Press Releases

City Bar Urges Governor Hochul to Veto Total Ban on Non-Compete Agreements or Require Chapter Amendments for a Partial Ban

The New York City Bar Association has urged Governor Hochul in a letter to veto or require substantial amendments to A1278B/S3100A, which would enact a total ban on non-competition agreements in New York State. According to the letter, “The Bill as passed goes far beyond the goals that [the Governor] set for this legislation…and de-values hundreds of businesses in New York, large and small.”

The Governor has “advocated restrictions on non-compete agreements for workers earning less than the median wage in New York State. This view has widespread support in industry, the public and the bar; but the complete ban found in the Bill has no such support,” the letter says. It describes the ways in which some non-compete agreements benefit business without harming low- and median-wage workers and examines the ways in which other states have designed non-compete bans around this distinction.

For example, “the entry into non-competition covenants by executives and other key employees is often critical to the success of a business,” the letter says. A non-compete agreement can serve to “protect goodwill and to enable the buyer to actually acquire the goodwill of the business, something that many regard as occurring over time,” according to the letter.

Governor Hochul’s original plan, according to the report, is fully consistent with the approach of “eleven states [that] have imposed wage thresholds or related compensation criteria to limit the use of non-competes with low-wage workers.”

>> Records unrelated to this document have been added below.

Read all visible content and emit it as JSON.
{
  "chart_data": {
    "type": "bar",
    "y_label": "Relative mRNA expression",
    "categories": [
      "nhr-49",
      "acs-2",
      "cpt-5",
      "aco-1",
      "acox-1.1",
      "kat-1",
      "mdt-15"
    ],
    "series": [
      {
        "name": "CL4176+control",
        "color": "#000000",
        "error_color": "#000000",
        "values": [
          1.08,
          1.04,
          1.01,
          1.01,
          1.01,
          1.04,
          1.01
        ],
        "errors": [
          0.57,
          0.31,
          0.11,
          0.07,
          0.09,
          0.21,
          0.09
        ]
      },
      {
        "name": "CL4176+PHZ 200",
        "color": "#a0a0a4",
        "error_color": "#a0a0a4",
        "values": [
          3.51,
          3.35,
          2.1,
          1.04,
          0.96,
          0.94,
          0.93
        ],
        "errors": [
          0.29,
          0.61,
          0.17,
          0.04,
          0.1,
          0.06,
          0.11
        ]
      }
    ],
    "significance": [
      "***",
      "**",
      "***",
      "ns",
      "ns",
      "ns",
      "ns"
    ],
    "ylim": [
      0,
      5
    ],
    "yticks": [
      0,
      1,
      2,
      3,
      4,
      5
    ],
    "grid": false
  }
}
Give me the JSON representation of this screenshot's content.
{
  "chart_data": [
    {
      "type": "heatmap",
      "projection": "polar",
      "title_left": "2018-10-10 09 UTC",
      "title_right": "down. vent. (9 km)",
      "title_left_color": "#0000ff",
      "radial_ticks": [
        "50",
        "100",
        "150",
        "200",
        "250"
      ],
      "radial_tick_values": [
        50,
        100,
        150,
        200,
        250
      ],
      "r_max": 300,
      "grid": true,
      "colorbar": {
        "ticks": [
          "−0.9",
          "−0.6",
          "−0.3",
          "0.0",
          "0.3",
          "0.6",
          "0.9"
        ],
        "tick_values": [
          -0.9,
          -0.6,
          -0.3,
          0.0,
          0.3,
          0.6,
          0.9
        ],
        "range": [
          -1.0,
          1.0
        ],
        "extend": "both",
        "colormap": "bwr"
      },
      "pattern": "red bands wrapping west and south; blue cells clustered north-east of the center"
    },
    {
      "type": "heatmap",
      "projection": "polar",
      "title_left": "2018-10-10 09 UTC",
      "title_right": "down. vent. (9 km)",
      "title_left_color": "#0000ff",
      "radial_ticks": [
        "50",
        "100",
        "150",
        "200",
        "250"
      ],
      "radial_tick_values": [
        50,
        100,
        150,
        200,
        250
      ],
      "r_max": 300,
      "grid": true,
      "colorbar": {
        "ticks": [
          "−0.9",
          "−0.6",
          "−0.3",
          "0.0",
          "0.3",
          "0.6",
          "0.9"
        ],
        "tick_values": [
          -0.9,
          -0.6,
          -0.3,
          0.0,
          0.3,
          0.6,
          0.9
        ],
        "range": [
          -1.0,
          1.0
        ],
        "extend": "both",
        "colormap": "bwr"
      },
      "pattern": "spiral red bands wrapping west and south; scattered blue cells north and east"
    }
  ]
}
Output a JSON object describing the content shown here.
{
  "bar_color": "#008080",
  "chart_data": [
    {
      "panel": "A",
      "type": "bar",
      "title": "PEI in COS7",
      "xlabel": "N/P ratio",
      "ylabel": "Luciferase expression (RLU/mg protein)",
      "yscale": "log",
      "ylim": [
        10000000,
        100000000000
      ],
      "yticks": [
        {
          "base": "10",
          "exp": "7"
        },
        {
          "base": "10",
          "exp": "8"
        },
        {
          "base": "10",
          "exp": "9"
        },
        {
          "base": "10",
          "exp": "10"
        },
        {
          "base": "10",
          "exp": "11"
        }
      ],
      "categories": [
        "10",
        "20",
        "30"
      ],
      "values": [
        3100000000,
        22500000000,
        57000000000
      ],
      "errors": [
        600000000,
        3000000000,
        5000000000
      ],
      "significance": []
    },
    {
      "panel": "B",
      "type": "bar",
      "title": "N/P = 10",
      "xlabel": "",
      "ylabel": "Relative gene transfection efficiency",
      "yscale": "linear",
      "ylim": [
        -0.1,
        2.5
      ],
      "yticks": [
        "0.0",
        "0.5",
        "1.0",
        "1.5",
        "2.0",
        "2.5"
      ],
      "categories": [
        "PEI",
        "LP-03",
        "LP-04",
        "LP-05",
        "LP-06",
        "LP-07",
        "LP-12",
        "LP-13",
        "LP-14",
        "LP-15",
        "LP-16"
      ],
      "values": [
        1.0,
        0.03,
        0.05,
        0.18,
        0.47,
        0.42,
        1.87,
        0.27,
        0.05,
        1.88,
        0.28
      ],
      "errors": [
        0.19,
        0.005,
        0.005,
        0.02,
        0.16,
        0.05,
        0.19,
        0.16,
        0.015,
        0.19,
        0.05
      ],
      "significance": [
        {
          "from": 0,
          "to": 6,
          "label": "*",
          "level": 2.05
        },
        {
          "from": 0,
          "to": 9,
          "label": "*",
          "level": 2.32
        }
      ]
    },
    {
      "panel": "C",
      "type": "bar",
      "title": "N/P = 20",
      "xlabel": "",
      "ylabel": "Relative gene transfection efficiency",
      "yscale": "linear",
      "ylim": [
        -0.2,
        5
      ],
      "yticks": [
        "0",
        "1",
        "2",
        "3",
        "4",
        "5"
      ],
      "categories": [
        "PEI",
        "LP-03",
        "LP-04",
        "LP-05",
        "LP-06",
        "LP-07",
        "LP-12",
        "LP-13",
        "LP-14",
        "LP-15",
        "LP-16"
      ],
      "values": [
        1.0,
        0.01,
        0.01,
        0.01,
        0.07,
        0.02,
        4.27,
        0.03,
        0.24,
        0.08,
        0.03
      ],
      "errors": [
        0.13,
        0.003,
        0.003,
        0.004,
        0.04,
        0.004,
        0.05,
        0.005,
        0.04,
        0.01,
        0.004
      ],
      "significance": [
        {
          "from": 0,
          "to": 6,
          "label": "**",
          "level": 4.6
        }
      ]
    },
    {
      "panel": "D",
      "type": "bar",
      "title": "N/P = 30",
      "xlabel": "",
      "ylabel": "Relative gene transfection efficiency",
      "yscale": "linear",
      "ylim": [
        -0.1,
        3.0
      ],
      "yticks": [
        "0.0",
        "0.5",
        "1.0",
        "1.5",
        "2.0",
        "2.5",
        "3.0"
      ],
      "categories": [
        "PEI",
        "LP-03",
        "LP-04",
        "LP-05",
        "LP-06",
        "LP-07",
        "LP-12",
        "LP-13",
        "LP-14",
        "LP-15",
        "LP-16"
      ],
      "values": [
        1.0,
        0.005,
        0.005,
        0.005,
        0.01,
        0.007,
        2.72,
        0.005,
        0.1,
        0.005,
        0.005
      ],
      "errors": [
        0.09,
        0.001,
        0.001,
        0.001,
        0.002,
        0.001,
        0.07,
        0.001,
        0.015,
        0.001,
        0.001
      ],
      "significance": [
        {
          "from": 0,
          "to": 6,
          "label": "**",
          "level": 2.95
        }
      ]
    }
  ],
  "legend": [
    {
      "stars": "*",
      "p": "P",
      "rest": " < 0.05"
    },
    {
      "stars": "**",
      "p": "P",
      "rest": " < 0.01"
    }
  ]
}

The letter urges Governor Hochul to veto the bill as passed pending further study and consideration of statutes enacted in other jurisdictions. As an alternative the letter suggests that the Governor require the following chapter amendments:

  • Restrict the noncompete ban to low-wage workers 
  • Clearly carve out sale of business transactions 
  • Clearly carve out high wage earners, key employees, executives and those governed by the employee choice doctrine
  • Clarify the carve-out for customer nonsolicitation agreements, and better define the carve-out to make it consistent with law and the protection of goodwill 
  • Clarify the definition of “covered individual” as used in the bill

The City Bar writes: “We support the Bill’s central purpose of protecting low wage workers — but there is no reason why the Bill should also include provisions that radically undercut a key aspect of the economy and the value of businesses built through years of effort.”